|Yang Yaohua with another child watches TV at the rented apartment in Wuhan, Hubei province. [Photo by Liu Kun/China Daily] |
Yang Yaohua, 11, came to Wuhan from Kaixian county, Chongqing, for the summer holiday.
A villager escorted Yang and his elder sister, as well as two cousins, to the city, where their parents work at a construction site.
They crammed into a rented apartment, which their parents shared with other workers, and slept on a makeshift bed made from a mattress and sheet resting on recycled bottles filled with water to give a cooling effect.
They kept each other company, watched TV and played games after their parents went to work at 5 am.

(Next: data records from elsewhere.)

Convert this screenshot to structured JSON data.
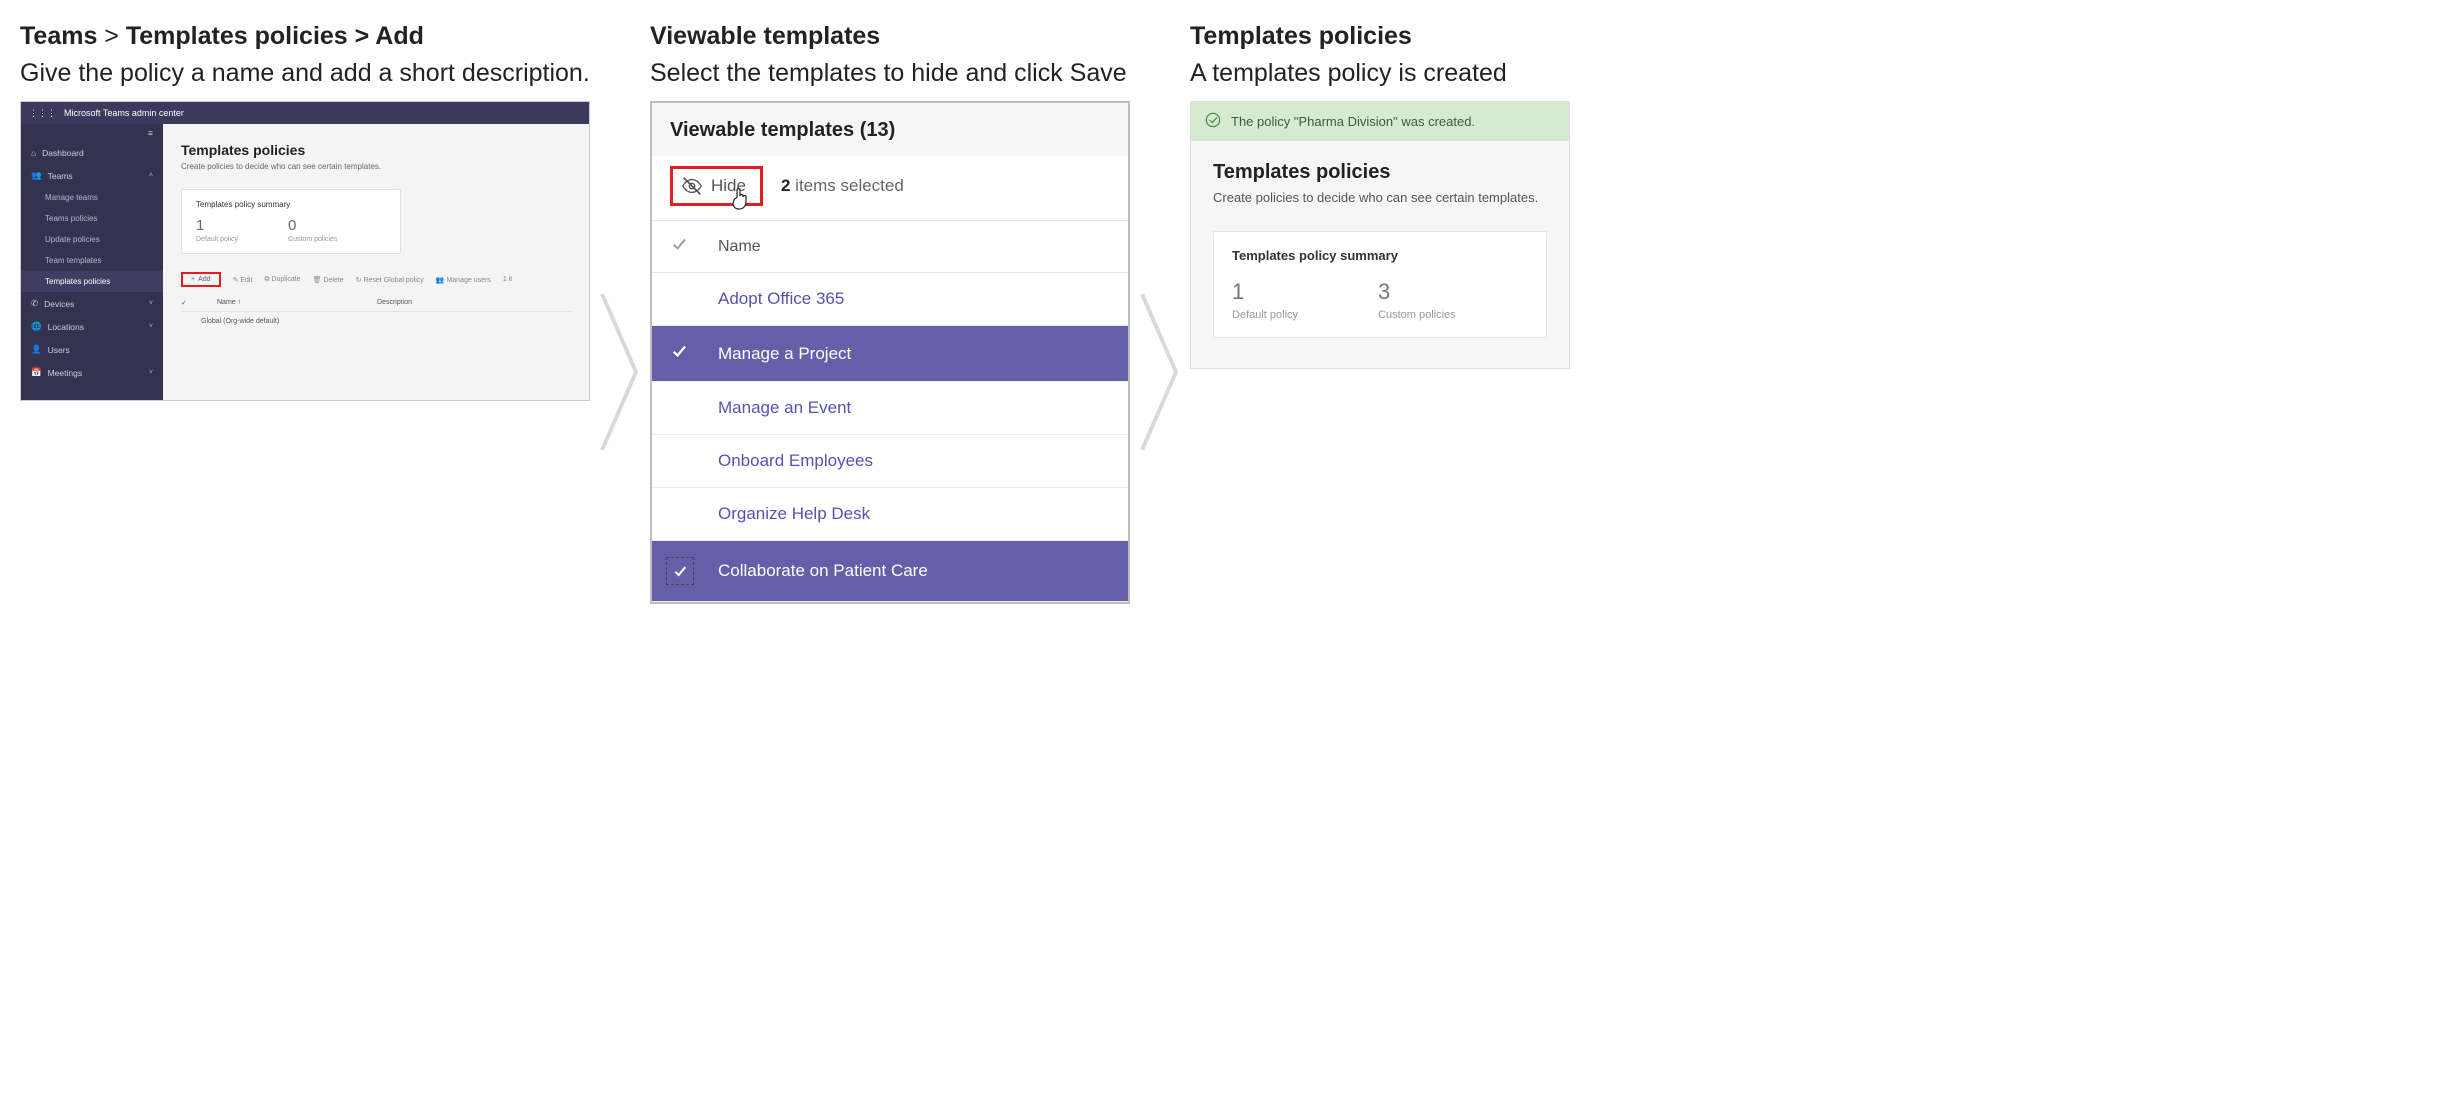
{
  "step1": {
    "title_bold_a": "Teams",
    "title_sep1": " > ",
    "title_bold_b": "Templates policies > Add",
    "subtitle": "Give the policy a name and add a short description.",
    "topbar": "Microsoft Teams admin center",
    "side": {
      "dashboard": "Dashboard",
      "teams": "Teams",
      "manage_teams": "Manage teams",
      "teams_policies": "Teams policies",
      "update_policies": "Update policies",
      "team_templates": "Team templates",
      "templates_policies": "Templates policies",
      "devices": "Devices",
      "locations": "Locations",
      "users": "Users",
      "meetings": "Meetings"
    },
    "main": {
      "heading": "Templates policies",
      "desc": "Create policies to decide who can see certain templates.",
      "card_title": "Templates policy summary",
      "stat1_n": "1",
      "stat1_l": "Default policy",
      "stat2_n": "0",
      "stat2_l": "Custom policies",
      "add": "Add",
      "edit": "Edit",
      "duplicate": "Duplicate",
      "delete": "Delete",
      "reset": "Reset Global policy",
      "manage_users": "Manage users",
      "item_count": "1 it",
      "col_name": "Name ↑",
      "col_desc": "Description",
      "row1": "Global (Org-wide default)"
    }
  },
  "step2": {
    "title": "Viewable templates",
    "subtitle": "Select the templates to hide and click Save",
    "heading": "Viewable templates (13)",
    "hide": "Hide",
    "sel_n": "2",
    "sel_t": " items selected",
    "col_name": "Name",
    "rows": {
      "r0": "Adopt Office 365",
      "r1": "Manage a Project",
      "r2": "Manage an Event",
      "r3": "Onboard Employees",
      "r4": "Organize Help Desk",
      "r5": "Collaborate on Patient Care"
    }
  },
  "step3": {
    "title": "Templates policies",
    "subtitle": "A templates policy is created",
    "toast": "The policy \"Pharma Division\" was created.",
    "heading": "Templates policies",
    "desc": "Create policies to decide who can see certain templates.",
    "card_title": "Templates policy summary",
    "stat1_n": "1",
    "stat1_l": "Default policy",
    "stat2_n": "3",
    "stat2_l": "Custom policies"
  }
}
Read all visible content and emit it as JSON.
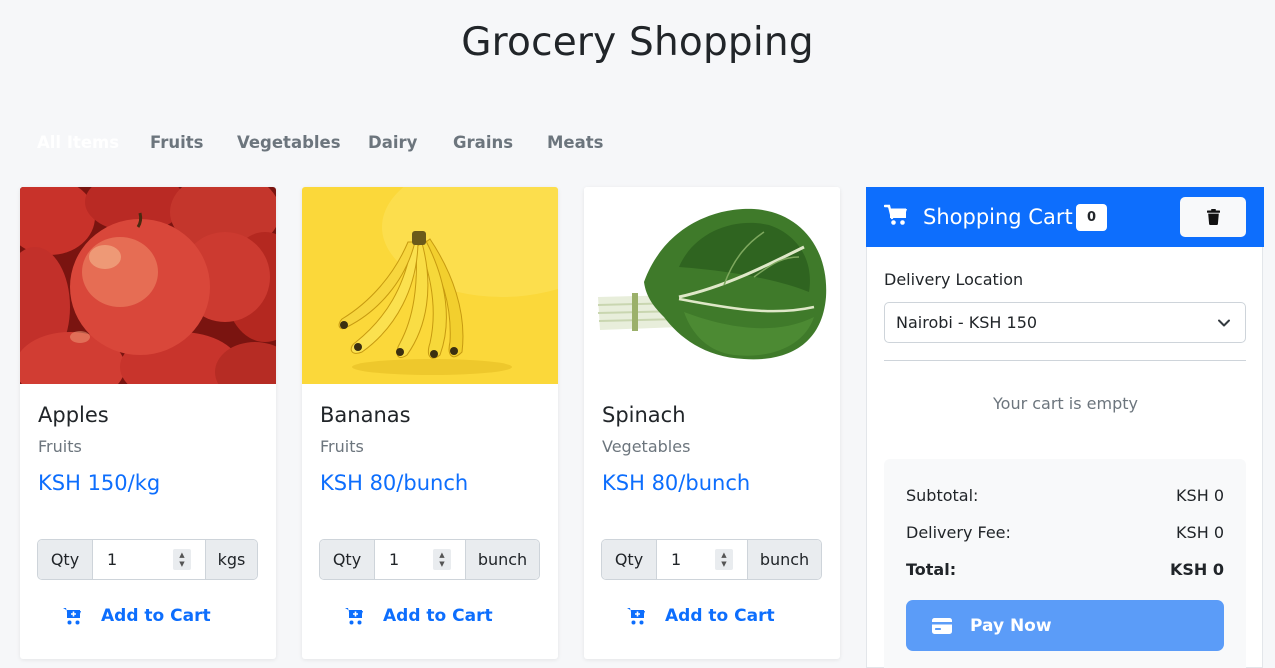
{
  "page": {
    "title": "Grocery Shopping"
  },
  "tabs": [
    {
      "label": "All Items",
      "active": true
    },
    {
      "label": "Fruits",
      "active": false
    },
    {
      "label": "Vegetables",
      "active": false
    },
    {
      "label": "Dairy",
      "active": false
    },
    {
      "label": "Grains",
      "active": false
    },
    {
      "label": "Meats",
      "active": false
    }
  ],
  "products": [
    {
      "name": "Apples",
      "category": "Fruits",
      "price": "KSH 150/kg",
      "qty_label": "Qty",
      "qty_value": "1",
      "unit": "kgs",
      "add_label": "Add to Cart",
      "image": "apples-image"
    },
    {
      "name": "Bananas",
      "category": "Fruits",
      "price": "KSH 80/bunch",
      "qty_label": "Qty",
      "qty_value": "1",
      "unit": "bunch",
      "add_label": "Add to Cart",
      "image": "bananas-image"
    },
    {
      "name": "Spinach",
      "category": "Vegetables",
      "price": "KSH 80/bunch",
      "qty_label": "Qty",
      "qty_value": "1",
      "unit": "bunch",
      "add_label": "Add to Cart",
      "image": "spinach-image"
    }
  ],
  "cart": {
    "title": "Shopping Cart",
    "count": "0",
    "delivery_label": "Delivery Location",
    "delivery_value": "Nairobi - KSH 150",
    "empty_message": "Your cart is empty",
    "subtotal_label": "Subtotal:",
    "subtotal_value": "KSH 0",
    "fee_label": "Delivery Fee:",
    "fee_value": "KSH 0",
    "total_label": "Total:",
    "total_value": "KSH 0",
    "pay_label": "Pay Now"
  },
  "colors": {
    "primary": "#0d6efd",
    "pay_button": "#5b9cf8",
    "background": "#f6f7f9",
    "muted_text": "#6c757d"
  },
  "icons": {
    "cart_header": "shopping-cart-icon",
    "clear_cart": "trash-icon",
    "add_to_cart": "cart-plus-icon",
    "pay": "credit-card-icon",
    "select": "chevron-down-icon"
  }
}
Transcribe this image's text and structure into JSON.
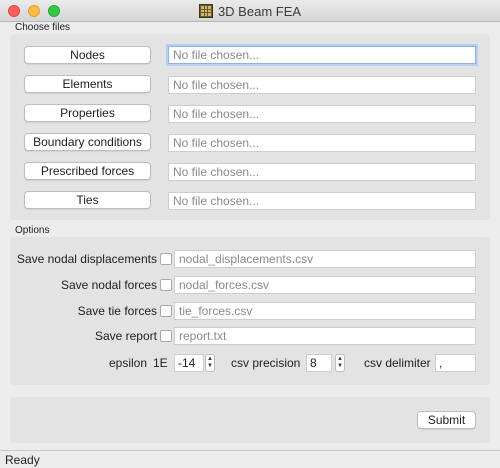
{
  "window": {
    "title": "3D Beam FEA"
  },
  "files": {
    "group_label": "Choose files",
    "rows": [
      {
        "button": "Nodes",
        "placeholder": "No file chosen..."
      },
      {
        "button": "Elements",
        "placeholder": "No file chosen..."
      },
      {
        "button": "Properties",
        "placeholder": "No file chosen..."
      },
      {
        "button": "Boundary conditions",
        "placeholder": "No file chosen..."
      },
      {
        "button": "Prescribed forces",
        "placeholder": "No file chosen..."
      },
      {
        "button": "Ties",
        "placeholder": "No file chosen..."
      }
    ]
  },
  "options": {
    "group_label": "Options",
    "rows": [
      {
        "label": "Save nodal displacements",
        "checked": false,
        "placeholder": "nodal_displacements.csv"
      },
      {
        "label": "Save nodal forces",
        "checked": false,
        "placeholder": "nodal_forces.csv"
      },
      {
        "label": "Save tie forces",
        "checked": false,
        "placeholder": "tie_forces.csv"
      },
      {
        "label": "Save report",
        "checked": false,
        "placeholder": "report.txt"
      }
    ],
    "epsilon_label": "epsilon",
    "epsilon_prefix": "1E",
    "epsilon_value": "-14",
    "precision_label": "csv precision",
    "precision_value": "8",
    "delimiter_label": "csv delimiter",
    "delimiter_value": ","
  },
  "actions": {
    "submit_label": "Submit"
  },
  "status": {
    "text": "Ready"
  }
}
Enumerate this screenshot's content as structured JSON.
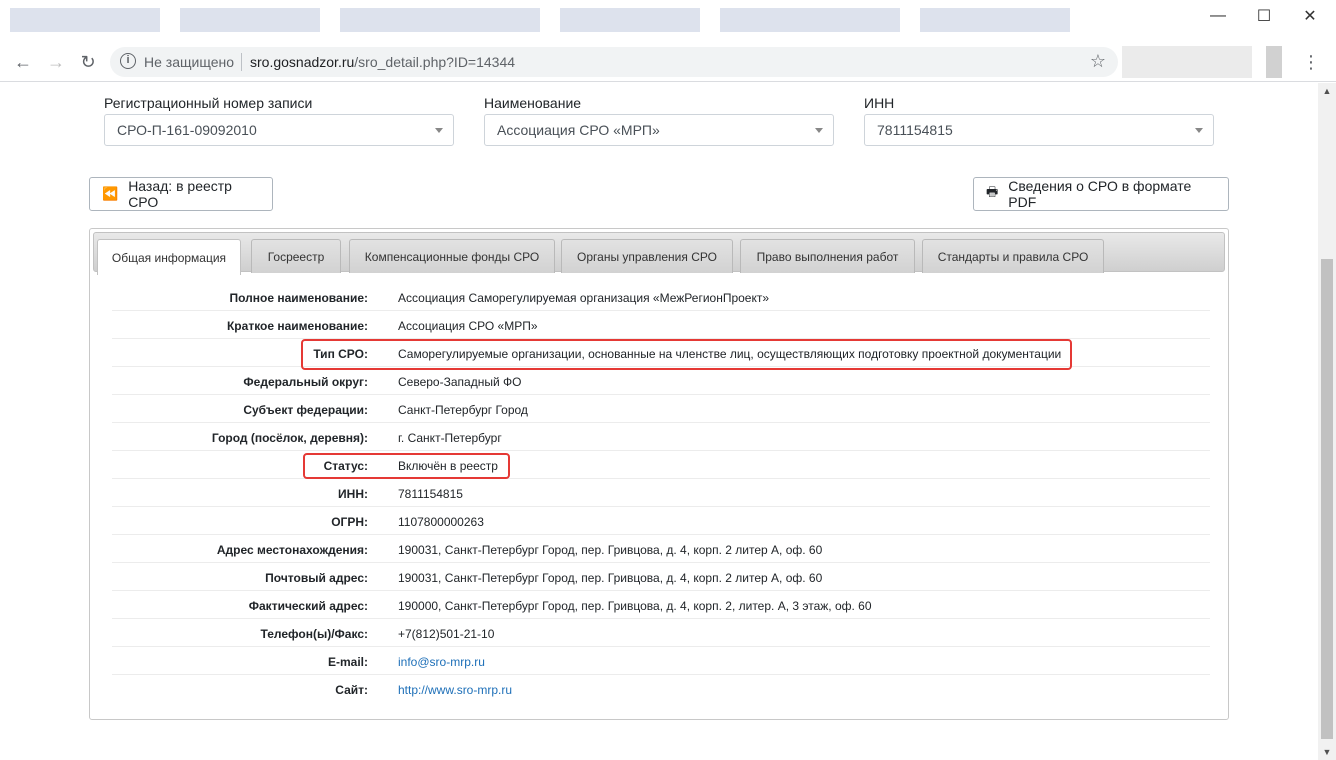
{
  "browser": {
    "security_label": "Не защищено",
    "url_host": "sro.gosnadzor.ru",
    "url_path": "/sro_detail.php?ID=14344",
    "window_controls": [
      "minimize-icon",
      "maximize-icon",
      "close-icon"
    ]
  },
  "filters": {
    "reg_number": {
      "label": "Регистрационный номер записи",
      "value": "СРО-П-161-09092010"
    },
    "name": {
      "label": "Наименование",
      "value": "Ассоциация СРО «МРП»"
    },
    "inn": {
      "label": "ИНН",
      "value": "7811154815"
    }
  },
  "actions": {
    "back_label": "Назад: в реестр СРО",
    "pdf_label": "Сведения о СРО в формате PDF"
  },
  "tabs": [
    {
      "label": "Общая информация",
      "active": true
    },
    {
      "label": "Госреестр",
      "active": false
    },
    {
      "label": "Компенсационные фонды СРО",
      "active": false
    },
    {
      "label": "Органы управления СРО",
      "active": false
    },
    {
      "label": "Право выполнения работ",
      "active": false
    },
    {
      "label": "Стандарты и правила СРО",
      "active": false
    }
  ],
  "details": [
    {
      "key": "Полное наименование:",
      "value": "Ассоциация Саморегулируемая организация «МежРегионПроект»"
    },
    {
      "key": "Краткое наименование:",
      "value": "Ассоциация СРО «МРП»"
    },
    {
      "key": "Тип СРО:",
      "value": "Саморегулируемые организации, основанные на членстве лиц, осуществляющих подготовку проектной документации"
    },
    {
      "key": "Федеральный округ:",
      "value": "Северо-Западный ФО"
    },
    {
      "key": "Субъект федерации:",
      "value": "Санкт-Петербург Город"
    },
    {
      "key": "Город (посёлок, деревня):",
      "value": "г. Санкт-Петербург"
    },
    {
      "key": "Статус:",
      "value": "Включён в реестр"
    },
    {
      "key": "ИНН:",
      "value": "7811154815"
    },
    {
      "key": "ОГРН:",
      "value": "1107800000263"
    },
    {
      "key": "Адрес местонахождения:",
      "value": "190031, Санкт-Петербург Город, пер. Гривцова, д. 4, корп. 2 литер А, оф. 60"
    },
    {
      "key": "Почтовый адрес:",
      "value": "190031, Санкт-Петербург Город, пер. Гривцова, д. 4, корп. 2 литер А, оф. 60"
    },
    {
      "key": "Фактический адрес:",
      "value": "190000, Санкт-Петербург Город, пер. Гривцова, д. 4, корп. 2, литер. А, 3 этаж, оф. 60"
    },
    {
      "key": "Телефон(ы)/Факс:",
      "value": "+7(812)501-21-10"
    },
    {
      "key": "E-mail:",
      "value": "info@sro-mrp.ru"
    },
    {
      "key": "Сайт:",
      "value": "http://www.sro-mrp.ru"
    }
  ],
  "colors": {
    "link": "#1d6fb8",
    "highlight": "#e53935"
  }
}
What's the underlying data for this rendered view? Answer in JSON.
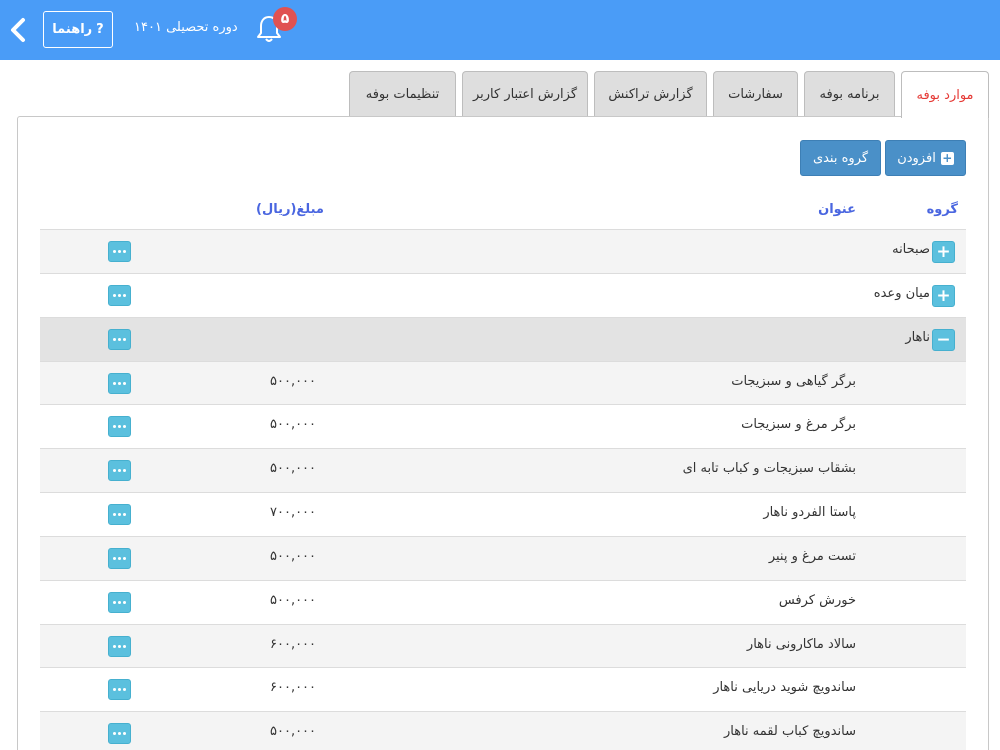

They wrote their homework outside on an abandoned canteen table where it was cooler than in the non-air-conditioned room.
When they accompanied their parents to the construction site, they played table tennis and billiards in an entertainment room set up for the workers.
Yang said he did not really miss his parents while living with his grandparents in Chongqing.
The most exciting adventure for Yang during the holiday was a four-day summer camp for left-behind children sponsored by their parents' employer, China Construction Third Engineering Bureau.
The camp started on Aug 12 with an English class given by Adams Musa, a Nigerian doctoral student at Huazhong Normal University who has taught as a volunteer for three years at Chunmiao Primary School in Wuhan.
The class was the first English lesson for most of the 12 children at the camp, who were all from rural areas.
They also enjoyed a variety of activities in the four-day event, including outdoor and first-aid training, mental health education and a day trip to Wuhan.